Execute the main training script:

python main.py

This will:

  • Load and preprocess the EMNIST digit dataset
  • Train the baseline CNN model
  • Train the depth-augmented model
  • Train the width-augmented model
  • Generate learning curves and confusion matrices for all models
  • Display comparative test accuracies

📁 Project Structure

DL-HW5/
├── main.py                          # Main training and evaluation script
├── utils.py                         # Utility functions (data loading, splitting)
├── TensorFlow/
│   └── networks_tf.py              # Neural network architectures
├── digits.npz                      # EMNIST digit dataset (not included)
└── TensorFlow/AlexNet_pretrained.h5 # Pre-trained weights (not included)

🧠 Model Architectures

Baseline CNN (Patricks_Smallish_CNN)

A lightweight CNN with:

  • 2 convolutional layers (8 and 16 filters)
  • Fully connected layers (128 neurons)
  • Output layer (10 classes)

Depth-Augmented Model

Architecture flow:

Input (28×28×1) → AlexNet (frozen) → Dense Layers → Reshape → Baseline CNN → Output

Width-Augmented Model

Parallel architecture:

Input (28×28×1) ─┬─→ AlexNet Branch (frozen) ─┐
                 │                             ├─→ Concatenate → Reshape → CNN → Output
                 └─→ Dense Branch ────────────┘

📊 Training Configuration

Dataset Split

  • Training Set: 500 samples (50.0%)
  • Validation Set: 200 samples (20.0%)
  • Test Set: 300 samples (30.0%)

Hyperparameters

  • Optimizer: Adam (learning rate: 1e-4)
  • Loss Function: Sparse Categorical Crossentropy
  • Batch Size: 32
  • Max Epochs: 50
  • Early Stopping: Patience of 5 epochs on validation loss

📈 Results

The project generates comprehensive visualizations including:

  • Learning Curves: Training and validation accuracy/loss over epochs
  • Confusion Matrices: Per-class performance evaluation for each model
  • Comparative Metrics: Test accuracies across all three architectures

Expected Outcomes

  • Baseline CNN performance on limited data
  • Improved accuracy through transfer learning
  • Insights into depth vs. width augmentation effectiveness

🔍 Key Insights

Transfer Learning Benefits

  • Pre-trained features reduce overfitting on small datasets
  • Frozen AlexNet layers act as powerful feature extractors
  • Fine-tuning only the classifier layers speeds up training

Architecture Comparisons

  • Depth augmentation adds layers sequentially for hierarchical feature processing
  • Width augmentation processes features in parallel for diverse representations
  • Both approaches leverage pre-trained knowledge effectively

📝 Implementation Details

Data Preprocessing

# Normalization
inputs = inputs / 255.0

# Channel expansion for grayscale images
inputs = np.expand_dims(inputs, axis=-1)

AlexNet Adaptation

The pre-trained AlexNet is modified by:

  1. Removing the last 5 layers (classifier head)
  2. Freezing all remaining convolutional layers
  3. Adding custom dense layers or connecting to a custom CNN

🤝 Contributing

Contributions are welcome!

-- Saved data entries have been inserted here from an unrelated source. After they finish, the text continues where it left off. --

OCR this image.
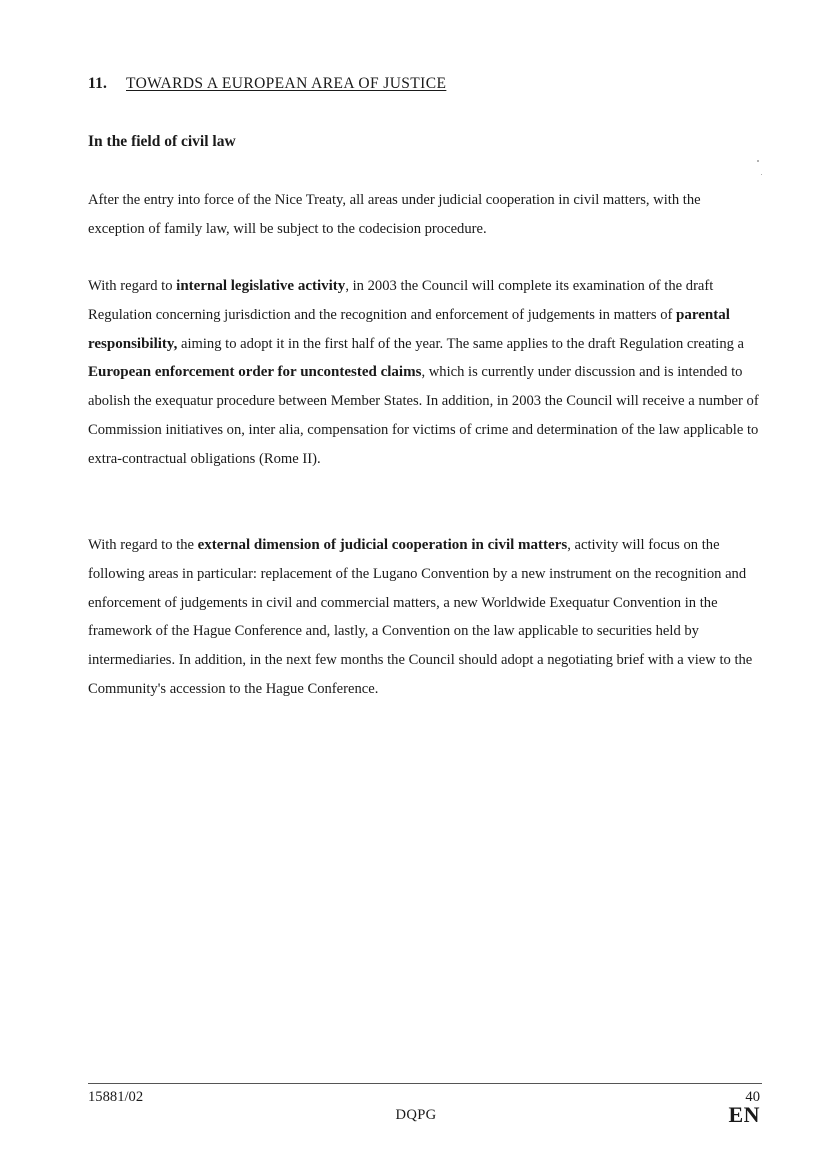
11. TOWARDS A EUROPEAN AREA OF JUSTICE
In the field of civil law
After the entry into force of the Nice Treaty, all areas under judicial cooperation in civil matters, with the exception of family law, will be subject to the codecision procedure.
With regard to internal legislative activity, in 2003 the Council will complete its examination of the draft Regulation concerning jurisdiction and the recognition and enforcement of judgements in matters of parental responsibility, aiming to adopt it in the first half of the year. The same applies to the draft Regulation creating a European enforcement order for uncontested claims, which is currently under discussion and is intended to abolish the exequatur procedure between Member States. In addition, in 2003 the Council will receive a number of Commission initiatives on, inter alia, compensation for victims of crime and determination of the law applicable to extra-contractual obligations (Rome II).
With regard to the external dimension of judicial cooperation in civil matters, activity will focus on the following areas in particular: replacement of the Lugano Convention by a new instrument on the recognition and enforcement of judgements in civil and commercial matters, a new Worldwide Exequatur Convention in the framework of the Hague Conference and, lastly, a Convention on the law applicable to securities held by intermediaries. In addition, in the next few months the Council should adopt a negotiating brief with a view to the Community's accession to the Hague Conference.
15881/02	40
DQPG	EN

Please feel free to submit a Pull Request.

📄 License

This project is licensed under the MIT License - see the LICENSE file for details.

👤 Author

Patrick J. Craig

🙏 Acknowledgments

  • EMNIST dataset from the NIST Special Database
  • AlexNet architecture inspired by the original ImageNet paper
  • TensorFlow/Keras for the deep learning framework

📚 References

  • Krizhevsky, A., Sutskever, I., & Hinton, G. E. (2012). ImageNet Classification with Deep Convolutional Neural Networks
  • EMNIST: An extension of MNIST to handwritten letters
  • Transfer Learning techniques in Deep Neural Networks

Note: This project is part of a deep learning course assignment (HW5) focused on understanding and implementing transfer learning techniques.